Agora, para se fazer justiça, e caminhar pelo bom senso, mesmo com desespero de uma minoria corporativista que nada sabe ou entenderá a complexidade de um tratamento para adictos, as Comunidades fazem parte sim da Rede Substitutiva da Saúde Mental.

Posso dizer com base na CT que atuo como técnico. Todas as ações, desde o primeiro contato com o dependente encaminhado voluntariamente, visam reconstruir os laços comunitários e a inserção social dos envolvidos no programa. Na "Casa Reviver" há articulação com a rede SUS e SUAS dos municípios de origem dos acolhidos, que muitas vezes, como já havia dito, não cumprem o dever de assistir seu munícipe.

Além do Projeto Terapêutico geral, cada um tem um programa individualizado, com a participação do residente e seus familiares.
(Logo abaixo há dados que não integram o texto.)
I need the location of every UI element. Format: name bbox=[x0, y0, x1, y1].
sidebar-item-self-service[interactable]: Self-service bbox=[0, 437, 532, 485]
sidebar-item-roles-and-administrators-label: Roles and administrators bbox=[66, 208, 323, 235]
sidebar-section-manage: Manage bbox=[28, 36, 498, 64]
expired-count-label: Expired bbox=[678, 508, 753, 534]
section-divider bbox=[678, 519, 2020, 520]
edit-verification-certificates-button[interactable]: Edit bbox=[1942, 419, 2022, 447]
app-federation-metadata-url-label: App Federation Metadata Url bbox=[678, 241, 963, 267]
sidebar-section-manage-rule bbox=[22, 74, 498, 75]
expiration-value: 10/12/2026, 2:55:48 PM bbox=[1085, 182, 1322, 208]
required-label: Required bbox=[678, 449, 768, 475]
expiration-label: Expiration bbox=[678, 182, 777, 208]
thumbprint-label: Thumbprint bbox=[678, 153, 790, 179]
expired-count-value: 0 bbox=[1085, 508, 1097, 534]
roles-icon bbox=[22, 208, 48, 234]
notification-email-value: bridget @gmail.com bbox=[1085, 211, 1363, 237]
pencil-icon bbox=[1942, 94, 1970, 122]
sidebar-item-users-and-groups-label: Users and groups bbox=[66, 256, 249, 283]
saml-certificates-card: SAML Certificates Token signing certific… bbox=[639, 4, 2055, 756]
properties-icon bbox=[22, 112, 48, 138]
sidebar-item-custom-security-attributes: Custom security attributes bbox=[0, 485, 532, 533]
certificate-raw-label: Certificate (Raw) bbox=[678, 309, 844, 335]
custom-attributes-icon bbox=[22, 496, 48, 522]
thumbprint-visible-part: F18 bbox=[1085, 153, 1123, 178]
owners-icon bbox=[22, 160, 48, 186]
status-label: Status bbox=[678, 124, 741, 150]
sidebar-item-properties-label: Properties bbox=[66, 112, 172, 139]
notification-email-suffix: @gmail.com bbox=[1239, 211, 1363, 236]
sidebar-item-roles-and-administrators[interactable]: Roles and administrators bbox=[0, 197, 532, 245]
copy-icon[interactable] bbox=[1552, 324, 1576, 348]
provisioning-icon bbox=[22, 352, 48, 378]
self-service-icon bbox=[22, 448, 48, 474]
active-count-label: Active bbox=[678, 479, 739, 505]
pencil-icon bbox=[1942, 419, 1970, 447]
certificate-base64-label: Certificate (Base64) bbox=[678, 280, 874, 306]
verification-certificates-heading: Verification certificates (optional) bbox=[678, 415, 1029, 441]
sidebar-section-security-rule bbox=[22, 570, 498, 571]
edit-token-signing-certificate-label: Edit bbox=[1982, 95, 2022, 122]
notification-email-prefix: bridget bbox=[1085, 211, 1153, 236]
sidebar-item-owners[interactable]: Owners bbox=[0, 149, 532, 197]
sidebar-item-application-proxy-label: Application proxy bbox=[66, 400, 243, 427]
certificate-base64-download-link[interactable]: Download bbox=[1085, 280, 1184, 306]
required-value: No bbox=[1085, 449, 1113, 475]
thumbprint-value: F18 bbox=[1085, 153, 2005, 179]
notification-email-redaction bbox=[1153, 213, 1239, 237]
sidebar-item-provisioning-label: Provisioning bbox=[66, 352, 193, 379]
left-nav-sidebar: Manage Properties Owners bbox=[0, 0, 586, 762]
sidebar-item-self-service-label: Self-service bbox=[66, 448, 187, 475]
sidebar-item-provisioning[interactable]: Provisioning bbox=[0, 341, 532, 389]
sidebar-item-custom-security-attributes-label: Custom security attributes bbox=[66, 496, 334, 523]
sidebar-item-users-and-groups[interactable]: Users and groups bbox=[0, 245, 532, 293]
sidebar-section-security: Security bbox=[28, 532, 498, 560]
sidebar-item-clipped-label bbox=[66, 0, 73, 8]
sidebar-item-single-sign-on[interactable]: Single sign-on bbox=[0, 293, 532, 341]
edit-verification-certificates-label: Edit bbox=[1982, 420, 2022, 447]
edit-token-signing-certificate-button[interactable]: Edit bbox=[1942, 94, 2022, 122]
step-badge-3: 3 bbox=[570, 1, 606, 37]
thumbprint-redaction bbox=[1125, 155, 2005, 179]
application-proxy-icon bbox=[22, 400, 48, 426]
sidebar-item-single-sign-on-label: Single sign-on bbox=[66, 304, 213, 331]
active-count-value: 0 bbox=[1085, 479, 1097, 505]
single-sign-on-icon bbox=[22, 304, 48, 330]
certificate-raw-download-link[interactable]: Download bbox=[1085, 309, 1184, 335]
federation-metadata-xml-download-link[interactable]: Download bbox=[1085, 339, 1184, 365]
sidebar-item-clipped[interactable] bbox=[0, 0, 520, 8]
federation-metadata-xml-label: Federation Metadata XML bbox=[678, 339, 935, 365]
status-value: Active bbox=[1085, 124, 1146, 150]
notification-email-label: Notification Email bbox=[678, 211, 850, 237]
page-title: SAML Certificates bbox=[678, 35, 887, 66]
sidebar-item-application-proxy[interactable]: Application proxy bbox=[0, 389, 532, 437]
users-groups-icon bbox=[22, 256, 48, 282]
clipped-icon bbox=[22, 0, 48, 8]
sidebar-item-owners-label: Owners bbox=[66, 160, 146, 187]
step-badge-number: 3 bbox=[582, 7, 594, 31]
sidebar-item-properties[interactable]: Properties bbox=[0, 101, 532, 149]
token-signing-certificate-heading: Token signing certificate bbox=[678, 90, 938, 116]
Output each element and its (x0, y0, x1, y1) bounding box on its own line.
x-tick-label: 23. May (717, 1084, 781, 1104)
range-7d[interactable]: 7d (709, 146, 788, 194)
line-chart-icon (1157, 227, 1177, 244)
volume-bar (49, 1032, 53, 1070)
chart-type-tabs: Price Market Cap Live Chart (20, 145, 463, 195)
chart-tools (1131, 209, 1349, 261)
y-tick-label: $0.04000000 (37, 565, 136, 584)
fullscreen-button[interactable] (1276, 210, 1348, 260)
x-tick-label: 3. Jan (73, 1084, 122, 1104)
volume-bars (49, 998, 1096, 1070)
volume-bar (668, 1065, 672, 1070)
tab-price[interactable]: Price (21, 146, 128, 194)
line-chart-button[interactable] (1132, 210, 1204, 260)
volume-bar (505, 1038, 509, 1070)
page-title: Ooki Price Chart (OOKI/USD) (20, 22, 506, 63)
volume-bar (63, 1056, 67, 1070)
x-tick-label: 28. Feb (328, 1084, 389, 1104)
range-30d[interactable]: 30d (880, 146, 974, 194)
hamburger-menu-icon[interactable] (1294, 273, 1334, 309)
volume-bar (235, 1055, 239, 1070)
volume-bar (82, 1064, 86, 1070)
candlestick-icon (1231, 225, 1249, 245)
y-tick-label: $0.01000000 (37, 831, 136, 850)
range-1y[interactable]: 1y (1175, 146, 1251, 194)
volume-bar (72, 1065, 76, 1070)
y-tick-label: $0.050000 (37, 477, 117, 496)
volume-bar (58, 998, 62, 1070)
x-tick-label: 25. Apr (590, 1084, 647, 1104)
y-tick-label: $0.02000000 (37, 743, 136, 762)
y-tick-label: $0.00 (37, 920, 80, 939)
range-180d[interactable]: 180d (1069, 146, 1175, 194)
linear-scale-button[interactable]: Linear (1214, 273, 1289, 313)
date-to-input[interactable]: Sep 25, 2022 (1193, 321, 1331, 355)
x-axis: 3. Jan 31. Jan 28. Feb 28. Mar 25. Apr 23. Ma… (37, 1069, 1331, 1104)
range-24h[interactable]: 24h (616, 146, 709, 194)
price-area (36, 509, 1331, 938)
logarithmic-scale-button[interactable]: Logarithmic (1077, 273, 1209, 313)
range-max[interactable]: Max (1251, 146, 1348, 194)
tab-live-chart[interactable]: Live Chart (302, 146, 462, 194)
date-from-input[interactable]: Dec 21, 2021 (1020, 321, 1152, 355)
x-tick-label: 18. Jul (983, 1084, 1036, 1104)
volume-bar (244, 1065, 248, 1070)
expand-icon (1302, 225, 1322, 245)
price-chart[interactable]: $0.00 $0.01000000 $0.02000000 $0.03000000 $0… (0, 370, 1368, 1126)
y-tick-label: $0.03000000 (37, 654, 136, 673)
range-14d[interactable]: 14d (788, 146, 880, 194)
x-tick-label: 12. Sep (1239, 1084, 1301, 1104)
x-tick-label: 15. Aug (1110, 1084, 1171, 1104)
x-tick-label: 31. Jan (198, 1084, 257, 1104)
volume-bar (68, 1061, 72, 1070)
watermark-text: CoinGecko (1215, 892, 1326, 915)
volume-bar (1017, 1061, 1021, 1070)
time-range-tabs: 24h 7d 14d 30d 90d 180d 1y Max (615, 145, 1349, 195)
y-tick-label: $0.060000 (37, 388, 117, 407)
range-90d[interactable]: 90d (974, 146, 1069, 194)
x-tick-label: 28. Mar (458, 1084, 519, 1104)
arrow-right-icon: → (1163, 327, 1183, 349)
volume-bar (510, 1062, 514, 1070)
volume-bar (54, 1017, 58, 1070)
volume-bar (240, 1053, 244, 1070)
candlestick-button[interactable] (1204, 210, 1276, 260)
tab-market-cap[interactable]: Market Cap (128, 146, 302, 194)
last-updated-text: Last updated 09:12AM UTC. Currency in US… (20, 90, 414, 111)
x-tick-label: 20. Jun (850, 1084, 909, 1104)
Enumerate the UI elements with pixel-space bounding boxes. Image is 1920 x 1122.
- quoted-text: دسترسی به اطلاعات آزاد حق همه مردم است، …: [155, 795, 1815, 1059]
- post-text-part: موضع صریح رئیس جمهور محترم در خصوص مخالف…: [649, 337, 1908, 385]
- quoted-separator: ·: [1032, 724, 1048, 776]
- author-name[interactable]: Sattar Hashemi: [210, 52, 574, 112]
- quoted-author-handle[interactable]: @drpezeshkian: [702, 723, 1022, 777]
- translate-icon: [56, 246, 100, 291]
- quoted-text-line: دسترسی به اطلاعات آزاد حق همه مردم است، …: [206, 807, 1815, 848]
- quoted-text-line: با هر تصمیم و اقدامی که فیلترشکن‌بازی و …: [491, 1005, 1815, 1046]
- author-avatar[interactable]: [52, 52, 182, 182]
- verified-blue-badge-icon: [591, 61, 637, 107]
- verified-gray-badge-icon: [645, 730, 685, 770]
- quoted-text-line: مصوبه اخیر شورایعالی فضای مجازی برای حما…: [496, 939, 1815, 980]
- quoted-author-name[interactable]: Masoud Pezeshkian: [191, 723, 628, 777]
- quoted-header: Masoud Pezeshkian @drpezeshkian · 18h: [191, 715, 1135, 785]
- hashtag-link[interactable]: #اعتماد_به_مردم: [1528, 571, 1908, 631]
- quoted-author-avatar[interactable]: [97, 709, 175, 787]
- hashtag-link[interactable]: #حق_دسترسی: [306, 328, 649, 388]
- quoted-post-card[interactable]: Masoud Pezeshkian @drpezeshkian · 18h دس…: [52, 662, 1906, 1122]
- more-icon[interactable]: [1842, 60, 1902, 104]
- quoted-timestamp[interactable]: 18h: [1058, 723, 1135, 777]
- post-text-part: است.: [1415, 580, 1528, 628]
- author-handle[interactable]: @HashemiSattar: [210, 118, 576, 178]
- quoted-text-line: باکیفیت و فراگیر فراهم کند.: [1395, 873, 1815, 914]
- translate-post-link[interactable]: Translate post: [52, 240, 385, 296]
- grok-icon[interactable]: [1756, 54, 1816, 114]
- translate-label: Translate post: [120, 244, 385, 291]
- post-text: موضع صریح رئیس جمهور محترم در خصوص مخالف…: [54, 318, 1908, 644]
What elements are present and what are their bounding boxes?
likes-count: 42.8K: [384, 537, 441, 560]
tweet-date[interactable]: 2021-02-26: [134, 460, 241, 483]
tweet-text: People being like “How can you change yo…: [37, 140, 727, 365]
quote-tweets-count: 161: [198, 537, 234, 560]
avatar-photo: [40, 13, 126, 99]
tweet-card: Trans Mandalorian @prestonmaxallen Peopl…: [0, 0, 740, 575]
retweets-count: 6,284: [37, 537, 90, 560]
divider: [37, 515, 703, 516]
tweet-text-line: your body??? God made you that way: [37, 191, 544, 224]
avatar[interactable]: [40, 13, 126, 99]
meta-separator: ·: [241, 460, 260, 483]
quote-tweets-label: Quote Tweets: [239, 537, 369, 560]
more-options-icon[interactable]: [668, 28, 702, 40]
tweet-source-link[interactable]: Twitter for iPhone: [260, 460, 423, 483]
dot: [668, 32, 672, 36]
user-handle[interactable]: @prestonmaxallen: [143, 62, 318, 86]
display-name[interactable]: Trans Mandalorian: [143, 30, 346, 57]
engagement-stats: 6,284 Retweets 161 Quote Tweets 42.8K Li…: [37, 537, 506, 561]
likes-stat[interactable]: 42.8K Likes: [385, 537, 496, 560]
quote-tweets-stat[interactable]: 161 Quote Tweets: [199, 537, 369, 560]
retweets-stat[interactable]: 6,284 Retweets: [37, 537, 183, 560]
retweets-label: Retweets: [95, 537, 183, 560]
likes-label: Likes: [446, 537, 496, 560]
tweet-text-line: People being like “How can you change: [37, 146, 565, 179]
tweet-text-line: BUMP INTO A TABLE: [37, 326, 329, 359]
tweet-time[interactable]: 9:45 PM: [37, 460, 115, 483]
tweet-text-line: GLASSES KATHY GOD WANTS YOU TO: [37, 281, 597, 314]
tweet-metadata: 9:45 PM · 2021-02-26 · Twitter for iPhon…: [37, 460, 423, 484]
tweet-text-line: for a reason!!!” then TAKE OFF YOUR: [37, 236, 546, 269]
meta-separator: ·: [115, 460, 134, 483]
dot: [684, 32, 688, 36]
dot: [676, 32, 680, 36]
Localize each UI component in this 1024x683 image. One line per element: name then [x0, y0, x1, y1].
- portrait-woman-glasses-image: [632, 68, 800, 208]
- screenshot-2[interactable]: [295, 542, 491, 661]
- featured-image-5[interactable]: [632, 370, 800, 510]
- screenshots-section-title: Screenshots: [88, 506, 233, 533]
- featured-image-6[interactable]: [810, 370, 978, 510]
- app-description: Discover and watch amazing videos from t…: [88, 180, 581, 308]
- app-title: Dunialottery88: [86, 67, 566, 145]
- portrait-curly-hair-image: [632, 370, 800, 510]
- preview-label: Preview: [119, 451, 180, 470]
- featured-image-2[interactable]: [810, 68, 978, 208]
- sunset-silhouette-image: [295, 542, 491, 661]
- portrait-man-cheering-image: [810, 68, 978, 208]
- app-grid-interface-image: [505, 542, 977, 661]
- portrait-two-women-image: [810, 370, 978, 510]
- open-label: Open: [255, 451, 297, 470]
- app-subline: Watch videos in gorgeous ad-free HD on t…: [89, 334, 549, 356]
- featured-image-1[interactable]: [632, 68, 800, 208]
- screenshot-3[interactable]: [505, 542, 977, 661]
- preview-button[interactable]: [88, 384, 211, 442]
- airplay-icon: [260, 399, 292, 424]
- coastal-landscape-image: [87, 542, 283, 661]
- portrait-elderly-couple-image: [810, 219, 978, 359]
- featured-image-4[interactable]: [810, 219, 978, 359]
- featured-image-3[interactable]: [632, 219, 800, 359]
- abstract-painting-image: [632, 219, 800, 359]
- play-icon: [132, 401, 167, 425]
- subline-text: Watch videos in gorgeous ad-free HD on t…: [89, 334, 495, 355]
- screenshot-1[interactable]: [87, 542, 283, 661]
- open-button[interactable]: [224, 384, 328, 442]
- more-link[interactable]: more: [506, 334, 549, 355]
Após a alta do tratamento (período de seis, podendo ser ampliado ou reduzido), a equipe técnica formada por psicóloga, enfermeira, assistente social, pedagoga, psicanalista, terapeuta bioenergético, conselheiros (as) terapêuticos e voluntários acompanha, durante um ano, o reabilitado e seus laços sociais.

O Caps-AD, agora, além de oferecer somente o atendimento ambulatorial gratuito a dependentes químicos vai poder encaminhar os casos que achar necessário para as Comunidades Terapêuticas. E é esta a preocupação. A avaliação deve despir de preconceitos e Comunidade não é o mesmo que clínica. Já presenciei muitos encaminhamentos inadequados e que nada contribuem para a finalidade do projeto, pelo contrário, pode até desestabilizar o processo de muitos que já estão em reabilitação.

Apesar da unidade de Cachoeiro de Itapemirim contar com equipe formada por dois psiquiatras, um clínico geral, dois enfermeiros, três técnicos de enfermagem, uma artesã, duas assistentes sociais, dois psicólogos, um terapeuta ocupacional e um educador físico. O paciente pode até passar o dia no local, onde recebe refeições e medicação e vai para casa apenas com os remédios indicados para tomar à noite e aos fins de semana.

Por fim, política pública de saúde mental é um processo complexo, composto de participantes, instituições e forças de diferentes origens que acontece em diversos territórios. É um conjunto de transformações de práticas, saberes, valores culturais e sociais, e é no cotidiano da vida das instituições, dos serviços e das relações interpessoais que o processo da política avança, passando por tensões, conflitos e desafios. Aqui não poderia ser diferente.